Migrant Worker Deaths in Qatar

Qatar has spent 16 times as much money as the previous host country Russia. The disparity in spending is because Qatar is relying on the World Cup. The World Cup creates thousands of jobs for workers and brings in over a million people, boosting the country’s tourism revenue. Due to the magnitude of economic benefit to Qatar, the country should be closely monitored regarding the health and safety of migrant workers that build the facilities for the World Cup.

Hassan al-Thawadi is the Secretary General of the Supreme Committee for Delivery and Legacy the organization in charge of coordinating the World Cup in Qatar. In a recent interview, al-Thawadi admitted to the deaths of 400-500 migrant workers stemming from projects connected to the World Cup infrastructure development. He claimed the previous estimate of 6,500 deaths was a “sensational headline.” This directly contrasts with a Qatari government official who confirmed the 6,500 migrant deaths were connected to the World Cup. Officials have now come out saying that the figure 6,500 refers to all migrant deaths in Qatar in the past 10 years, not just migrants working on projects for the World Cup.

The reason for these deaths is the abysmal working conditions in Qatar. Workers are forced to work in extreme heat for long hours and are subjected to punishment if they complain. Also, migrant workers received no payment for their work, were forced to pay recruitment fees, and live in unsanitary conditions. These workers are unable to leave this situation because their passports are confiscated. These conditions are due to the kafala system, which allows companies to hire migrant workers and prevent them from leaving their jobs. Despite the kafala system’s criminalization, the practices that encompass the system persist due to a lack of enforcement.

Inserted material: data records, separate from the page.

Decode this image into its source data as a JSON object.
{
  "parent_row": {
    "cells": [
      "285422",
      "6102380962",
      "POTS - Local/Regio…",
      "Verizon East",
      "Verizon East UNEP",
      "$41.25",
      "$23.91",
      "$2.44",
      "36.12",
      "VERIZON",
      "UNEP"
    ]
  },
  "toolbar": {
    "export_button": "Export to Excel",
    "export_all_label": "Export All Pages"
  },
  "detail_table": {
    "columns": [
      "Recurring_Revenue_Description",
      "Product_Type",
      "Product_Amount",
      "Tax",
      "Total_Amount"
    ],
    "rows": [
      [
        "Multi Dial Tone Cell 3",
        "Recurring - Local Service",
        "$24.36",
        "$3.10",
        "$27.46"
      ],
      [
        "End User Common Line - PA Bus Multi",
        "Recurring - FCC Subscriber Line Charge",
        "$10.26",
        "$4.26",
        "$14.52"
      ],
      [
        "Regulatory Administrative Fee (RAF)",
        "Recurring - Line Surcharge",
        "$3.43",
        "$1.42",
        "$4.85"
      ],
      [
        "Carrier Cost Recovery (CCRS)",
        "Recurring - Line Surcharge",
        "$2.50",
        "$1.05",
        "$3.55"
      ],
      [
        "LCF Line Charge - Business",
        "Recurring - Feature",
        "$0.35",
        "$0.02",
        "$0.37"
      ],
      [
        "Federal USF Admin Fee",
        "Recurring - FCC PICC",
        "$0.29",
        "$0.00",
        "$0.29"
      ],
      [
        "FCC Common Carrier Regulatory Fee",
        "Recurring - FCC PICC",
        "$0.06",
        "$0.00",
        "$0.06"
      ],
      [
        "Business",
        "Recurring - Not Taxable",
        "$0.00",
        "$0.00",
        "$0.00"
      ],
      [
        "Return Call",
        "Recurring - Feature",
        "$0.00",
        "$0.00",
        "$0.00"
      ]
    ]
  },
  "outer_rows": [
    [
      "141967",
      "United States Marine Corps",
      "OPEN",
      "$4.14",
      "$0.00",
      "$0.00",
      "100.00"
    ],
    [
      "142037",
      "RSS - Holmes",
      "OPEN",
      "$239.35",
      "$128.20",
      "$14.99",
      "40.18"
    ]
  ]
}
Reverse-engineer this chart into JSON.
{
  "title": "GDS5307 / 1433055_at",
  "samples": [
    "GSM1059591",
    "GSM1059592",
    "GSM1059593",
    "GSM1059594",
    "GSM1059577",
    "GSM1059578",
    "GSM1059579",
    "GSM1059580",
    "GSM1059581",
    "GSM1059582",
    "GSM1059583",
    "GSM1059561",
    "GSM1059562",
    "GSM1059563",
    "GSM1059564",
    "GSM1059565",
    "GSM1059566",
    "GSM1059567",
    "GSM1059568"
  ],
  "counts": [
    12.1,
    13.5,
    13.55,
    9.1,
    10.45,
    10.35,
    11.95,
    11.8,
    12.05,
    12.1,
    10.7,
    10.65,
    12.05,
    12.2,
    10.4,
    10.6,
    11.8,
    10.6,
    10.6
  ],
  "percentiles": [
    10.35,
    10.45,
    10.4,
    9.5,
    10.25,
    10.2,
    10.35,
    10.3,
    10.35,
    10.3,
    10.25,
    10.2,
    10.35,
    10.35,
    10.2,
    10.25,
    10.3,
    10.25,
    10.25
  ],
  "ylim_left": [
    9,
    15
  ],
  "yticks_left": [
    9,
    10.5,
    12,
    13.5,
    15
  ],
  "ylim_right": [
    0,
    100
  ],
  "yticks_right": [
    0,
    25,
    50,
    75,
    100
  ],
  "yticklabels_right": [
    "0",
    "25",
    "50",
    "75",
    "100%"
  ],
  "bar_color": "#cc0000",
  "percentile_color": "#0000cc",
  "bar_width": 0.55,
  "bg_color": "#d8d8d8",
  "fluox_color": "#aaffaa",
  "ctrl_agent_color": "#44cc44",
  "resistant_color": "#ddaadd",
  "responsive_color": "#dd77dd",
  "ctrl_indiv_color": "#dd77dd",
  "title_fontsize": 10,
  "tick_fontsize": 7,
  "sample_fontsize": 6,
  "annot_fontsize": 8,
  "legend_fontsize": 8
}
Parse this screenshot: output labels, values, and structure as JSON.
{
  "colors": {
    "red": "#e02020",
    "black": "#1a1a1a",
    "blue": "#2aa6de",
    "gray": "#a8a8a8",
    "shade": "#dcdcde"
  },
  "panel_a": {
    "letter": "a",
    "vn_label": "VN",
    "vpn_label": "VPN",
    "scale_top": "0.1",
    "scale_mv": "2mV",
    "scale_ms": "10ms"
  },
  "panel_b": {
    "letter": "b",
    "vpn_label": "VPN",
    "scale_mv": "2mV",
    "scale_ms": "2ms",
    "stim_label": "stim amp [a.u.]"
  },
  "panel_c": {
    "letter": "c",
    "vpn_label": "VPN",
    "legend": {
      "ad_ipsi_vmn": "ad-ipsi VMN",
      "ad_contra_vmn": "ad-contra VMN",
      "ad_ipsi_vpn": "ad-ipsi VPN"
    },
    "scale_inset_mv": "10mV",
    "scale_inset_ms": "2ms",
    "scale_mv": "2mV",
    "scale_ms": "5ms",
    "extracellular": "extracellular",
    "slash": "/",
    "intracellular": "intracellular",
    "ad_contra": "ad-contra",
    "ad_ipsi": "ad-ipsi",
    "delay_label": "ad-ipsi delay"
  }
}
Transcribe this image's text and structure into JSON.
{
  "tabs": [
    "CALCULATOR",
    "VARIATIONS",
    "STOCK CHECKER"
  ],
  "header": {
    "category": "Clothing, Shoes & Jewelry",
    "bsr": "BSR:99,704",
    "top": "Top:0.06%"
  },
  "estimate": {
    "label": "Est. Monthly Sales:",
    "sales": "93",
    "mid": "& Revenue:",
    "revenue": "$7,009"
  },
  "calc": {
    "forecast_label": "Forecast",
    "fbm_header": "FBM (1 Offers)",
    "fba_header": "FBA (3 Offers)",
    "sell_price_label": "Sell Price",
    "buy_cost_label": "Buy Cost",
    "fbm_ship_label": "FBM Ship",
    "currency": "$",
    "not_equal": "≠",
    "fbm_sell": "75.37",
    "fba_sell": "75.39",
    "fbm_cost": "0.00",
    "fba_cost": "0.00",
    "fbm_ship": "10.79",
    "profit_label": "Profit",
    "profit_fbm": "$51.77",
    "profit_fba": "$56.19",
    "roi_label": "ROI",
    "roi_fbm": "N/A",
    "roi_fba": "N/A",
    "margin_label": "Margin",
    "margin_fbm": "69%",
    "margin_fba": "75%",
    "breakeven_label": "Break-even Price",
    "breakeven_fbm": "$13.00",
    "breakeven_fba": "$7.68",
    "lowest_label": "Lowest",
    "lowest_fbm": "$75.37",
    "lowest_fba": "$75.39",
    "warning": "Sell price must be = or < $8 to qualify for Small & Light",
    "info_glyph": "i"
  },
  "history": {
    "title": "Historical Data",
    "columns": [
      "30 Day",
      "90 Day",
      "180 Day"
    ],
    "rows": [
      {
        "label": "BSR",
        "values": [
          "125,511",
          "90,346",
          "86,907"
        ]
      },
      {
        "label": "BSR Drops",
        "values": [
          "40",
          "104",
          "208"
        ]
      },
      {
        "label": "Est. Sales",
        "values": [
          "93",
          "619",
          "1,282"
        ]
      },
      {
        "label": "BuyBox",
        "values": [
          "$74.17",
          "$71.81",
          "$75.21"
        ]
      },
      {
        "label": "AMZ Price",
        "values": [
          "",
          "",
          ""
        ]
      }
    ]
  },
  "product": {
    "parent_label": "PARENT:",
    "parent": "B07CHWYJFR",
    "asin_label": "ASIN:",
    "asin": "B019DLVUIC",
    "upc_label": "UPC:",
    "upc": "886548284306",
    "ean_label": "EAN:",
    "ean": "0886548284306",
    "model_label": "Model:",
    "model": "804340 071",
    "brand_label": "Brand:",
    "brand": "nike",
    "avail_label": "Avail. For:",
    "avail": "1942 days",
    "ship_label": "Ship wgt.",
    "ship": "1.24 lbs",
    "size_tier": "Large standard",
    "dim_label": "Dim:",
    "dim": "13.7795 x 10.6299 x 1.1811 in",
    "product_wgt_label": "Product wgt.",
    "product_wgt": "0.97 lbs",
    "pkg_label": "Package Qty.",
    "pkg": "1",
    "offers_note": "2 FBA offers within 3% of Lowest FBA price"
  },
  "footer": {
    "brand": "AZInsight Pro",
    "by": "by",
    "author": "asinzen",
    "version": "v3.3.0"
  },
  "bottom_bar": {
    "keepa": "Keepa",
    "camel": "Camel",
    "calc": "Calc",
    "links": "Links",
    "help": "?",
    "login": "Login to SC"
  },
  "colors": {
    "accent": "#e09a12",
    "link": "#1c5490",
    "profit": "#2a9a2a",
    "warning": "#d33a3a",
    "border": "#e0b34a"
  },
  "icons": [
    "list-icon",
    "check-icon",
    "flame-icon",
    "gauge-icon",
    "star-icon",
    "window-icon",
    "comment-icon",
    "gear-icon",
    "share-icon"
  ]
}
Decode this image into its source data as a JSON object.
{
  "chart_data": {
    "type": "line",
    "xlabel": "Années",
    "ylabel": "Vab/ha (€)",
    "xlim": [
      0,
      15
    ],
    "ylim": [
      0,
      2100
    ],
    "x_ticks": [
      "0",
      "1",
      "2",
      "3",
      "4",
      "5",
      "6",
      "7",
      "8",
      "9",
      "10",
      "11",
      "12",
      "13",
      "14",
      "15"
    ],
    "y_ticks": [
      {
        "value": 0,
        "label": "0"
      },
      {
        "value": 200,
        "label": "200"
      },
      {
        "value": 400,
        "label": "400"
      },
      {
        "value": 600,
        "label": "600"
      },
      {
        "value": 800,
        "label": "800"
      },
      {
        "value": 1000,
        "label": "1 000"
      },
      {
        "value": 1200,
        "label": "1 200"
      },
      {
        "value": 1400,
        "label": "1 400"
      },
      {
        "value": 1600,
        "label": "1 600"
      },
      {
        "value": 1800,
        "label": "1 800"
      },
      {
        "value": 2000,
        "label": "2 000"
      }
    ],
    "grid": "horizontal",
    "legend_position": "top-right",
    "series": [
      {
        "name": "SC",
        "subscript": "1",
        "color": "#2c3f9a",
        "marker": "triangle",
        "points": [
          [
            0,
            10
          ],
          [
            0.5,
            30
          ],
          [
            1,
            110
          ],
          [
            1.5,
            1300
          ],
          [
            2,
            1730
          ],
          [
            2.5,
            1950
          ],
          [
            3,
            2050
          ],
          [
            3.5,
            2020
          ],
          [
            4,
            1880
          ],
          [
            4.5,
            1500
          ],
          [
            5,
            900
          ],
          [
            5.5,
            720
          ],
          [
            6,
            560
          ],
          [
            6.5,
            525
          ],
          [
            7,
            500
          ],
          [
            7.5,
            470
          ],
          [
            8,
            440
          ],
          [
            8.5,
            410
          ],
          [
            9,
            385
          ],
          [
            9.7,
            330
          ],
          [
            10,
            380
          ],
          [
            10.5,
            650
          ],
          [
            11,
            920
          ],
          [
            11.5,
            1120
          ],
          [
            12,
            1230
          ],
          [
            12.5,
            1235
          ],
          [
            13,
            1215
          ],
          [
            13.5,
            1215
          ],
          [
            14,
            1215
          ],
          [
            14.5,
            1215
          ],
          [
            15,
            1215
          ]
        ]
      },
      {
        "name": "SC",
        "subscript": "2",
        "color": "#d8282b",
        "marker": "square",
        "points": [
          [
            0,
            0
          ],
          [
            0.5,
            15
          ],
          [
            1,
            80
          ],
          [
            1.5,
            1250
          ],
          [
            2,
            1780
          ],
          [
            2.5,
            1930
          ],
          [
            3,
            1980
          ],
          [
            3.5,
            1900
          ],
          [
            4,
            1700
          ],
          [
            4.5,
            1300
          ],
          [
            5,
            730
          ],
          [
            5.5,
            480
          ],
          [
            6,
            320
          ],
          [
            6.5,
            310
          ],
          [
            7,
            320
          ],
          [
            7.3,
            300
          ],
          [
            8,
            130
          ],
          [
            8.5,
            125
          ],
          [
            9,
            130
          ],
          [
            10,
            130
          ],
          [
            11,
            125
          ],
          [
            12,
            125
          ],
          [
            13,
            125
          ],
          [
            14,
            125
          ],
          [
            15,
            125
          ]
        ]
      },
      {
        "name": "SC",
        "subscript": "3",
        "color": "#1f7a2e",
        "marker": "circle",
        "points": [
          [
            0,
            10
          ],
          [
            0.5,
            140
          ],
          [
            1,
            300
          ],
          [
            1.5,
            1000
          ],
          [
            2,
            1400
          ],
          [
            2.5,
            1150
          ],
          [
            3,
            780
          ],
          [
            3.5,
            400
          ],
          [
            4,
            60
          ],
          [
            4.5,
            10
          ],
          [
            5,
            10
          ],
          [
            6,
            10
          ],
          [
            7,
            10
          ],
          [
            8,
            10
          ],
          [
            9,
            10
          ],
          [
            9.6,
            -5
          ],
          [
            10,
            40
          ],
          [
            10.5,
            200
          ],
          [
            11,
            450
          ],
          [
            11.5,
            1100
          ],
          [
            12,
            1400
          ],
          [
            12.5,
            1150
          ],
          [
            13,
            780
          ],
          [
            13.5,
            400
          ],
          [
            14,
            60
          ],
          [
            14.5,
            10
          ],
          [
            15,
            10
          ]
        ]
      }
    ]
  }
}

While the future may seem bleak for Qatari workers, organizations are working diligently working to improve working conditions in Qatar. One example of this is Amnesty International, a global movement campaigning for civil rights in more than 150 countries. Amnesty is trying to force FIFA to establish a “comprehensive remediation program” to help exploited workers receive their unpaid wages. Hopefully, these efforts will help to end the exploitation of workers that has enveloped the World Cup.